I am using an 'awk' command like below, which prints the 4th columns of all .out files containing 'cake':

awk '/cake/{print $4}' ./*/*.out

My output is a column, say:

1
2
3
4
5
6

How can I reformat this to something that looks like:

1 4  
2 5  
3 6 

or

1 3 5
2 4 6

i.e. have a set number of column elements (3 and 2 in the above cases).

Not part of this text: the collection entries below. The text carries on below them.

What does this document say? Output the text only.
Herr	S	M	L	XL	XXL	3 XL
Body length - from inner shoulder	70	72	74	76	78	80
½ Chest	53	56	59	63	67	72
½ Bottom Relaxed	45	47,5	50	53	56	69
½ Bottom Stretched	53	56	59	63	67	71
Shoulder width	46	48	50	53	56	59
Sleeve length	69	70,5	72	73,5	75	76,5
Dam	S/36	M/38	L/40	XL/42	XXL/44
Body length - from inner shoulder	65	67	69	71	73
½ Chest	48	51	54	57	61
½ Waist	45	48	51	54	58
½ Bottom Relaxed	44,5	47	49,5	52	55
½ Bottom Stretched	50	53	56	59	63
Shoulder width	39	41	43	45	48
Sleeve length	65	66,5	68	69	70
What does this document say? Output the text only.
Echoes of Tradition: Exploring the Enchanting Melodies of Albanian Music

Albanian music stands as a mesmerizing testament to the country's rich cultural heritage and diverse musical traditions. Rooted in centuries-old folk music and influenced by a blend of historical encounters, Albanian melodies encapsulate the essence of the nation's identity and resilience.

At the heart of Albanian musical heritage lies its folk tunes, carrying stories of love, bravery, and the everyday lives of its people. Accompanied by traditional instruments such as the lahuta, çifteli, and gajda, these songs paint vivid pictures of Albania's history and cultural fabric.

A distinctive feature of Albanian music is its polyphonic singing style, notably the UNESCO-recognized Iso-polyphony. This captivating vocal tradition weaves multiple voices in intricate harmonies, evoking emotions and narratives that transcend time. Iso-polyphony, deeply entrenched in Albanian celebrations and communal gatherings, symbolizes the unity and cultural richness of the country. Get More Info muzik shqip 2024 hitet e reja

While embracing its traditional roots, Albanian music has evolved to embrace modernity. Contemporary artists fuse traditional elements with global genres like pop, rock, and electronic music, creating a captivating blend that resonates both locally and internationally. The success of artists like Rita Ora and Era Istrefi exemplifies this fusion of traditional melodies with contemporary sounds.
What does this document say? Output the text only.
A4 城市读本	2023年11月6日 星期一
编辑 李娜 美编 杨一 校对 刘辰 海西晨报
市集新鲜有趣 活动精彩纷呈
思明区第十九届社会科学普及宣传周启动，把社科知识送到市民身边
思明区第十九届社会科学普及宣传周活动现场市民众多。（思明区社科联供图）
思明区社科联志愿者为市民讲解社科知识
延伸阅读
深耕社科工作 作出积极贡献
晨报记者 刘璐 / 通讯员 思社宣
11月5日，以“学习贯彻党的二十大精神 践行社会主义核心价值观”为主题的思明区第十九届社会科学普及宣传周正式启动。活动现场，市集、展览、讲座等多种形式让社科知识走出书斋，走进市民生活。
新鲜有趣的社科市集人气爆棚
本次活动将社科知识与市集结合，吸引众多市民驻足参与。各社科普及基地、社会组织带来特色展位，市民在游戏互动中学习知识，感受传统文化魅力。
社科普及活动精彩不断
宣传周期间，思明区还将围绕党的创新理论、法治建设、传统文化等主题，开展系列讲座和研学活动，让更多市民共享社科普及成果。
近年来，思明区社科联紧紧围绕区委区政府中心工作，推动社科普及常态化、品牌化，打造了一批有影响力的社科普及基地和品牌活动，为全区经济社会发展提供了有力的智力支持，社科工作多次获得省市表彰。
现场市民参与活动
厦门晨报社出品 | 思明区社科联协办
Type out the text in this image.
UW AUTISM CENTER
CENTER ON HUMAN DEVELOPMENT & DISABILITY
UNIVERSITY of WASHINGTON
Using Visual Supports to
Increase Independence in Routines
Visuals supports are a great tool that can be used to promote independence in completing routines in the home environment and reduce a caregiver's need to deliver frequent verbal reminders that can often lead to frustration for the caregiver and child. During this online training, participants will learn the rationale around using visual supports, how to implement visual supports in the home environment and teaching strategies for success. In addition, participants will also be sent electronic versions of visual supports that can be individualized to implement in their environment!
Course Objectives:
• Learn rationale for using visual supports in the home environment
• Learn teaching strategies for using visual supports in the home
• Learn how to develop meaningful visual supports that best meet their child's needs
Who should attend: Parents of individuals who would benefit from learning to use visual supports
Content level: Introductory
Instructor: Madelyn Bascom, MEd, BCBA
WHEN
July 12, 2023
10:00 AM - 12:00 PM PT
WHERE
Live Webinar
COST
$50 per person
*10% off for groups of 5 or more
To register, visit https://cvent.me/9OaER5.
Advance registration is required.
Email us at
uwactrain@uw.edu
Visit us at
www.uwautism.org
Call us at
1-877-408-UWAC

Better yet, can I make it spit out the output as a csv file within the same command?

Thank you.

You can do it with awk itself, but I prefer pr for this

$ # -2 is number of columns needed
$ # -s option specifies delimiter, default is tab
$ seq 6 | pr -2ts','
1,4
2,5
3,6
$ seq 6 | pr -3ts','
1,3,5
2,4,6

$ # you can also change horizontal/vertical order
$ seq 6 | pr -3ats','
1,2,3
4,5,6

$ cat tst.awk
{ a[NR] = $0 }
END {
    OFS = ","
    numCols = (numCols ? numCols : 1)
    numRows = ceil(NR / numCols)
    for ( rowNr=1; rowNr<=numRows; rowNr++ ) {
        for ( colNr=1; colNr<=numCols; colNr++ ) {
            idx = rowNr + ( (colNr - 1) * numRows )
            printf "%s%s", a[idx], (colNr<numCols ? OFS : ORS)
        }
    }
}
function ceil(x, y){y=int(x); return(x>y?y+1:y)}

$ awk -v numCols=2 -f tst.awk file
1,4
2,5
3,6

$ awk -v numCols=3 -f tst.awk file
1,3,5
2,4,6

Note that the above will work even if your number of input rows isn't an exact multiple of the number of columns you want (note that there's 3 comma-separated fields even in the lines with empty fields):

$ seq 10 | awk -v numCols=3 -f tst.awk
1,5,9
2,6,10
3,7,
4,8,

See https://stackoverflow.com/a/56725768/1745001 for how to do the opposite, i.e. generate a number of columns given a specified number of rows.